In June 2020, OpenAI began to make GPT-3 available to the world: a "language model" trained on Internet text, which could write a whole essay, or other verbal production, given a short "prompt" to set it off. 

Now in June 2022, I have used GPT-J, another model inspired by GPT-3, to write a whole fictitious physics paper, using a snarxiv abstract as the prompt. Here is the result. 

The individual sentences make sense, but the resulting paper is not coherent on scales greater than a paragraph.
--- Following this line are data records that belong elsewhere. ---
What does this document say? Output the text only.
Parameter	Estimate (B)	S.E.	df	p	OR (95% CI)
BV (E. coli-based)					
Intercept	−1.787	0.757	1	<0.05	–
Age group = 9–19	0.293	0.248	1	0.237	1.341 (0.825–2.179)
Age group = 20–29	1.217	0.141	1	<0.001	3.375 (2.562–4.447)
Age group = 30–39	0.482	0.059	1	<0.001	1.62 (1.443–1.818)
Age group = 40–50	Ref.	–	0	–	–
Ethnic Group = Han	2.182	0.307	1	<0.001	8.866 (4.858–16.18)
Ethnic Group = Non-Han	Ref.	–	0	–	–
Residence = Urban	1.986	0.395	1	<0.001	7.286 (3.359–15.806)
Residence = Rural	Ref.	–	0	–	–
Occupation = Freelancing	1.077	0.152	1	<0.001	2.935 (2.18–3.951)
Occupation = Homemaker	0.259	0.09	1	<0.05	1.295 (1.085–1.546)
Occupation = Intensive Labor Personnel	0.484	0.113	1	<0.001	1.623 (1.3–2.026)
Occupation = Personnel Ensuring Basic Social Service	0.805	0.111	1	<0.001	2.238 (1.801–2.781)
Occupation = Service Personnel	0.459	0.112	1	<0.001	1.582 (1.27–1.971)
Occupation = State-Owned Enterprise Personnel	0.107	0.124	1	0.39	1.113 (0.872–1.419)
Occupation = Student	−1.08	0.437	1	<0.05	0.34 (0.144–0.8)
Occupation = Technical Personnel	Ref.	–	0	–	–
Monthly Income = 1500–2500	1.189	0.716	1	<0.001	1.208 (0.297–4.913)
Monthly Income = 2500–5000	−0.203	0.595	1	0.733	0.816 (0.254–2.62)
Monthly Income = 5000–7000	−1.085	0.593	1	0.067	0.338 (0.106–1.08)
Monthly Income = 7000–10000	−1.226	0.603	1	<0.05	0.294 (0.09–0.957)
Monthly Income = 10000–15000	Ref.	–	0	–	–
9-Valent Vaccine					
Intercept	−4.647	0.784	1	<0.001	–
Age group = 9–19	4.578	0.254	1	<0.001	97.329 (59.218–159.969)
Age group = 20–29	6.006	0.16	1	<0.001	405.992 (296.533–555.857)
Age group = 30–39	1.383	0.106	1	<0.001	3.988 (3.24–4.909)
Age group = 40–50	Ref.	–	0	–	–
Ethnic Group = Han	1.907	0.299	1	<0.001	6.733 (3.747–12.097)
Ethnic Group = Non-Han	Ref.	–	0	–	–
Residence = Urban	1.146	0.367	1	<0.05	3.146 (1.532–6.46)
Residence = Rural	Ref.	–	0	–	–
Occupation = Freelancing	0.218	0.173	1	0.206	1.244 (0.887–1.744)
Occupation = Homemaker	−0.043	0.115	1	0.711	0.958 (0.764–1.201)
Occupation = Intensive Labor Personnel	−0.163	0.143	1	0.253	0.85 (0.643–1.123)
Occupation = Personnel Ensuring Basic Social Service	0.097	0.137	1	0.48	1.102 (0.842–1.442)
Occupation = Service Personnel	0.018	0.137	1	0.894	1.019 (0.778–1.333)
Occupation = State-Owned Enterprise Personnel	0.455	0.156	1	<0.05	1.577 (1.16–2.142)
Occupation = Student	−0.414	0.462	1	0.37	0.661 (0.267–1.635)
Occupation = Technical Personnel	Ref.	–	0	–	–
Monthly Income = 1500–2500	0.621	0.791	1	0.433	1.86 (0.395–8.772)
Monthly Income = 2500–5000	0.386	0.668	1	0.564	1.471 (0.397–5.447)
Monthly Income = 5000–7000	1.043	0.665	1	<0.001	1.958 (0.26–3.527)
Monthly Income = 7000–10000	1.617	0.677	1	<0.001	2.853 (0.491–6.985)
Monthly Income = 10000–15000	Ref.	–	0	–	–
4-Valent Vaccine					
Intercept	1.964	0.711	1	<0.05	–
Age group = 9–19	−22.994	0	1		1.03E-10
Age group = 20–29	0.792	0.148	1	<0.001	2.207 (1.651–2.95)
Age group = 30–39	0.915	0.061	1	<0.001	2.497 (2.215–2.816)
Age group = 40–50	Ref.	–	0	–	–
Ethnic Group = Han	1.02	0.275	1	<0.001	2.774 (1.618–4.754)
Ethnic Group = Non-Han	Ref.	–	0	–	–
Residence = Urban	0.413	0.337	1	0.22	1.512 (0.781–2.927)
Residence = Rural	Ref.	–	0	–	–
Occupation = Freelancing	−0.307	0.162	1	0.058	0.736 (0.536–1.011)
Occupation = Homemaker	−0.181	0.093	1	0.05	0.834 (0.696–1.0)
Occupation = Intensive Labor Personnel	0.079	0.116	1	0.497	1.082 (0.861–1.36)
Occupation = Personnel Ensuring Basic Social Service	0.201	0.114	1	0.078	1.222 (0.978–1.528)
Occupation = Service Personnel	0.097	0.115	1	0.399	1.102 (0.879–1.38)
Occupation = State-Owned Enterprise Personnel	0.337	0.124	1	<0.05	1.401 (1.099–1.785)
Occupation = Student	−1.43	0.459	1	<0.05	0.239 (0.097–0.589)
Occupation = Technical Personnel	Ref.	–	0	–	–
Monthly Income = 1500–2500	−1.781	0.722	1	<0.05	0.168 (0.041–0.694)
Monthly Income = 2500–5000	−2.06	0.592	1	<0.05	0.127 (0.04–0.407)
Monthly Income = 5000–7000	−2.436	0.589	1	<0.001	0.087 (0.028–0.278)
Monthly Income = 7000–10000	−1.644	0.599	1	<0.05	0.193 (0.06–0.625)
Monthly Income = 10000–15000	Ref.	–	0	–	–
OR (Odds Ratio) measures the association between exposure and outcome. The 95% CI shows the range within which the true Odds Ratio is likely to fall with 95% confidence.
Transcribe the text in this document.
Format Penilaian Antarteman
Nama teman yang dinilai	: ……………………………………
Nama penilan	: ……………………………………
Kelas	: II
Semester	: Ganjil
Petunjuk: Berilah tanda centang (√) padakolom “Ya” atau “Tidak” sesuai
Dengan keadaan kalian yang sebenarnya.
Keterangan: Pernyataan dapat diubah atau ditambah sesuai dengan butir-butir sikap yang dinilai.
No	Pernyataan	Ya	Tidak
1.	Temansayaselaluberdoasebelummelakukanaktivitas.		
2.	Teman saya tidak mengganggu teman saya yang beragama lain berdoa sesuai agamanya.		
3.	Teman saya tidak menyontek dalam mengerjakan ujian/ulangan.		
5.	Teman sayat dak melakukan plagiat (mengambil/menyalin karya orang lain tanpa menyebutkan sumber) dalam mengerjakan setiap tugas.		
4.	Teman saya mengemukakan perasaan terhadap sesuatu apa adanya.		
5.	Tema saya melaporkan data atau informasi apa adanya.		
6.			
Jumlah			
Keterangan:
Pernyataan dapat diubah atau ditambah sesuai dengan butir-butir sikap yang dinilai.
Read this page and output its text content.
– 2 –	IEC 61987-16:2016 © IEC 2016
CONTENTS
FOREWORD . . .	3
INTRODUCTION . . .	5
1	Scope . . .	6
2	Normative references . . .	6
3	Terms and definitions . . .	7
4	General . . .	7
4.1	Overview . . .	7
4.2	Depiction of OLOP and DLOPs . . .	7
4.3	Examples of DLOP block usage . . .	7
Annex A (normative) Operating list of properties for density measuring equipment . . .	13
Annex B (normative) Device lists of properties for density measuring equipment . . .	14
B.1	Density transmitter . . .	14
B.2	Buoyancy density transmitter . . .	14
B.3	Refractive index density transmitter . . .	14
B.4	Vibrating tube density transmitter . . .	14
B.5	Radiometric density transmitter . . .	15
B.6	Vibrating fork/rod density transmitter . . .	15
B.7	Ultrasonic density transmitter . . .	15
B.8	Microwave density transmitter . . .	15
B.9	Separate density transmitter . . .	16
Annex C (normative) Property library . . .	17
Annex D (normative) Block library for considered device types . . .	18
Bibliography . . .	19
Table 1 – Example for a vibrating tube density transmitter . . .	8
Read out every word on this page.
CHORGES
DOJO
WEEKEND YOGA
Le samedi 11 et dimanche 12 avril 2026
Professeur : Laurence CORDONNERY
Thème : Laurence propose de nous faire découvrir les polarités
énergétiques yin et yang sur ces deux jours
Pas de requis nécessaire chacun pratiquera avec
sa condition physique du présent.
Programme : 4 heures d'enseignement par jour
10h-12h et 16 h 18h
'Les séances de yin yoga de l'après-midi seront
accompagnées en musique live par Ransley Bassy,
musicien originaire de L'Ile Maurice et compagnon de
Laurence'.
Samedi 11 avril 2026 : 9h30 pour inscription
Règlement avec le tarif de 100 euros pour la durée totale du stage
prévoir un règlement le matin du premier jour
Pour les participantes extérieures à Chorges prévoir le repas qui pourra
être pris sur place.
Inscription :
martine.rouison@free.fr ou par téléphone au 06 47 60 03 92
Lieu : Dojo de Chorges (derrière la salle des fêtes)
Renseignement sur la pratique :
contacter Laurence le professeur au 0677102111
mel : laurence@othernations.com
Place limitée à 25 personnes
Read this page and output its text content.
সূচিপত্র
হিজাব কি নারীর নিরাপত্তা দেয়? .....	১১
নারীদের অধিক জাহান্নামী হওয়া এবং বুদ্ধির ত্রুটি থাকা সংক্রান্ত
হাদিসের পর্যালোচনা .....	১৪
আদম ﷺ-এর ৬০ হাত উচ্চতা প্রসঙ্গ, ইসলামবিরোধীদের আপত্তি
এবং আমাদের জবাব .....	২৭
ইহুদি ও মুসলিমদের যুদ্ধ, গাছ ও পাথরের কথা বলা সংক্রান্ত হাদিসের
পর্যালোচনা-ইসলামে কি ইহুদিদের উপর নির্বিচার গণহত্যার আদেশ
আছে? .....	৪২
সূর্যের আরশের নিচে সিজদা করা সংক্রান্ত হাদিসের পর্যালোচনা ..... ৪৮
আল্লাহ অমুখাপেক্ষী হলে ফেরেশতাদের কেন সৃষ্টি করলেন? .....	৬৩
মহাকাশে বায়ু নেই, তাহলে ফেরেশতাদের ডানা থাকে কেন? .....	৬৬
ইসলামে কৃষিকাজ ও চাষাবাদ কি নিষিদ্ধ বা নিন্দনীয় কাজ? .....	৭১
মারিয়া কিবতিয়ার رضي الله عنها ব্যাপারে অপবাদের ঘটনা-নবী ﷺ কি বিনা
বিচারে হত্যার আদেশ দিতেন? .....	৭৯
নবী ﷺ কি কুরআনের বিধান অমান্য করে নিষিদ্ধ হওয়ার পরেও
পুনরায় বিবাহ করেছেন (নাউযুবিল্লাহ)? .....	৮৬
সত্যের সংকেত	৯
But somehow I suspect that in less than ten years, you'll be able to input a snarxiv abstract into an AI, and almost instantly get back an essay which really does its best to deliver coherently on the promised content. 

Wednesday, April 20, 2022

A pole star becomes invisible

That Lubos Motl's famous blog, "The Reference Frame", is now closed to the public, deserves comment, since it is the best physics blog there is; the only place you see a physicist of his level, offering frank, intuitive, technical commentary on topics from the perennial (e.g. what is quantum spin) to the misguided (whether that's fads among his peers, or among fans of alternative physics) to the truly new and promising. 

Apparently he had monetized the blog with Google's AdSense; just before he closed it, AdSense kept telling him that various posts on climate, Covid, etc, were no longer acceptable. So it seems he's taken the whole thing private while he decides what to do, and/or has a break from the stresses of maintaining it. 

Maybe he'll be back, maybe not, but the disappearance of such a valuable resource needs to be recorded.